Marketing Analytics: Data-Driven Techniques with Microsoft Excel (2014)
Part X. Marketing Research Tools
Chapter 38. Multidimensional Scaling (MDS)
Often a company wants to determine which industry brands are most similar and dissimilar to its own brand. To obtain this information a marketing analyst might ask potential customers to rate the similarity between different brands. Multidimensional scaling (MDS) enables you to transform similarity data into a one-, two-, or three-dimensional map, which preserves the ranking of the product similarities. From such a map a marketing analyst might find that, for example, Porsche and BMW are often rated as similar brands, whereas Porsche and Dodge are often rated as highly dissimilar brands. A chart generated by MDS in one or two dimensions can often be easily interpreted to tell you the one or two qualities that drive consumer preferences.
In this chapter you will learn how to collect similarity data and use multidimensional scaling to summarize product similarities in a one- or two-dimensional chart.
Similarity data is simply data indicating how similar one item is to another item or how dissimilar one item is to another. This type of data is important in market research when introducing new products to ensure that the new item isn't too similar to something that already exists.

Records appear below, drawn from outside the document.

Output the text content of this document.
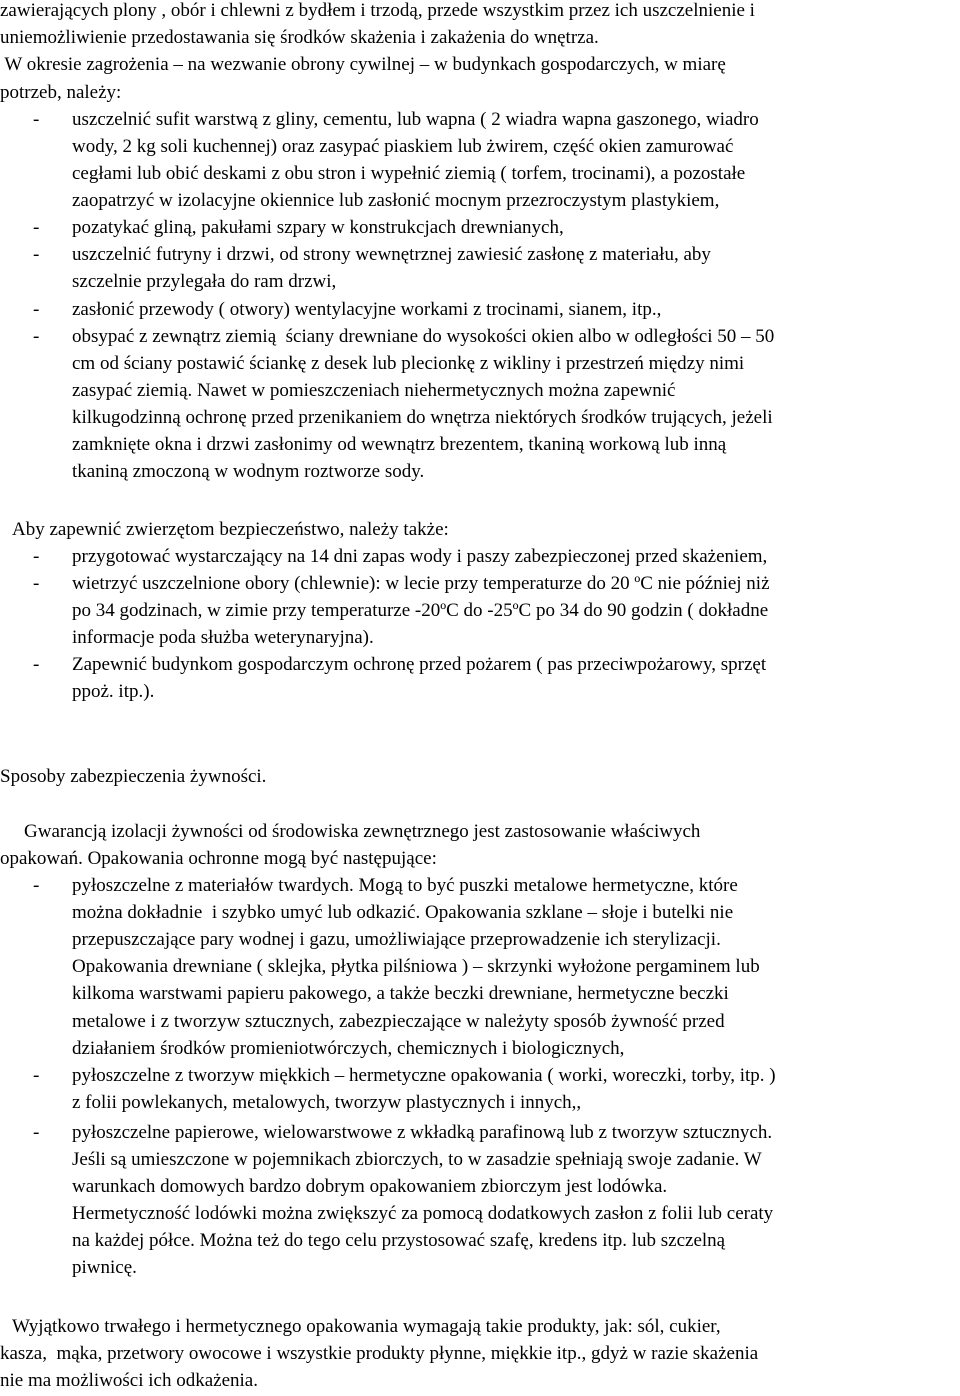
zawierających plony , obór i chlewni z bydłem i trzodą, przede wszystkim przez ich uszczelnienie i
uniemożliwienie przedostawania się środków skażenia i zakażenia do wnętrza.
W okresie zagrożenia – na wezwanie obrony cywilnej – w budynkach gospodarczych, w miarę
potrzeb, należy:
- uszczelnić sufit warstwą z gliny, cementu, lub wapna ( 2 wiadra wapna gaszonego, wiadro
wody, 2 kg soli kuchennej) oraz zasypać piaskiem lub żwirem, część okien zamurować
cegłami lub obić deskami z obu stron i wypełnić ziemią ( torfem, trocinami), a pozostałe
zaopatrzyć w izolacyjne okiennice lub zasłonić mocnym przezroczystym plastykiem,
- pozatykać gliną, pakułami szpary w konstrukcjach drewnianych,
- uszczelnić futryny i drzwi, od strony wewnętrznej zawiesić zasłonę z materiału, aby
szczelnie przylegała do ram drzwi,
- zasłonić przewody ( otwory) wentylacyjne workami z trocinami, sianem, itp.,
- obsypać z zewnątrz ziemią  ściany drewniane do wysokości okien albo w odległości 50 – 50
cm od ściany postawić ściankę z desek lub plecionkę z wikliny i przestrzeń między nimi
zasypać ziemią. Nawet w pomieszczeniach niehermetycznych można zapewnić
kilkugodzinną ochronę przed przenikaniem do wnętrza niektórych środków trujących, jeżeli
zamknięte okna i drzwi zasłonimy od wewnątrz brezentem, tkaniną workową lub inną
tkaniną zmoczoną w wodnym roztworze sody.
Aby zapewnić zwierzętom bezpieczeństwo, należy także:
- przygotować wystarczający na 14 dni zapas wody i paszy zabezpieczonej przed skażeniem,
- wietrzyć uszczelnione obory (chlewnie): w lecie przy temperaturze do 20 ºC nie później niż
po 34 godzinach, w zimie przy temperaturze -20ºC do -25ºC po 34 do 90 godzin ( dokładne
informacje poda służba weterynaryjna).
- Zapewnić budynkom gospodarczym ochronę przed pożarem ( pas przeciwpożarowy, sprzęt
ppoż. itp.).
Sposoby zabezpieczenia żywności.
Gwarancją izolacji żywności od środowiska zewnętrznego jest zastosowanie właściwych
opakowań. Opakowania ochronne mogą być następujące:
- pyłoszczelne z materiałów twardych. Mogą to być puszki metalowe hermetyczne, które
można dokładnie  i szybko umyć lub odkazić. Opakowania szklane – słoje i butelki nie
przepuszczające pary wodnej i gazu, umożliwiające przeprowadzenie ich sterylizacji.
Opakowania drewniane ( sklejka, płytka pilśniowa ) – skrzynki wyłożone pergaminem lub
kilkoma warstwami papieru pakowego, a także beczki drewniane, hermetyczne beczki
metalowe i z tworzyw sztucznych, zabezpieczające w należyty sposób żywność przed
działaniem środków promieniotwórczych, chemicznych i biologicznych,
- pyłoszczelne z tworzyw miękkich – hermetyczne opakowania ( worki, woreczki, torby, itp. )
z folii powlekanych, metalowych, tworzyw plastycznych i innych,,
- pyłoszczelne papierowe, wielowarstwowe z wkładką parafinową lub z tworzyw sztucznych.
Jeśli są umieszczone w pojemnikach zbiorczych, to w zasadzie spełniają swoje zadanie. W
warunkach domowych bardzo dobrym opakowaniem zbiorczym jest lodówka.
Hermetyczność lodówki można zwiększyć za pomocą dodatkowych zasłon z folii lub ceraty
na każdej półce. Można też do tego celu przystosować szafę, kredens itp. lub szczelną
piwnicę.
Wyjątkowo trwałego i hermetycznego opakowania wymagają takie produkty, jak: sól, cukier,
kasza,  mąka, przetwory owocowe i wszystkie produkty płynne, miękkie itp., gdyż w razie skażenia
nie ma możliwości ich odkażenia.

Suppose you work for a cereal company that wants to determine whether to introduce a new breakfast product. You don't know what product attributes drive consumer preferences. You might begin by asking potential customers to rank n existing breakfast products from most similar to least similar. For example, Post Bran Flakes and All Bran would be more similar than All Bran and Corn Pops. Because there are n(n-1)/2 ways to choose 2 products out of n, the product similarity rankings can range from 1 to n(n-1)/2. For example, if there are 10 products, the similarity rankings can range between 1 and 45 with a similarity ranking of 1 for the most similar products and a similarity ranking of 45 for the least similar products.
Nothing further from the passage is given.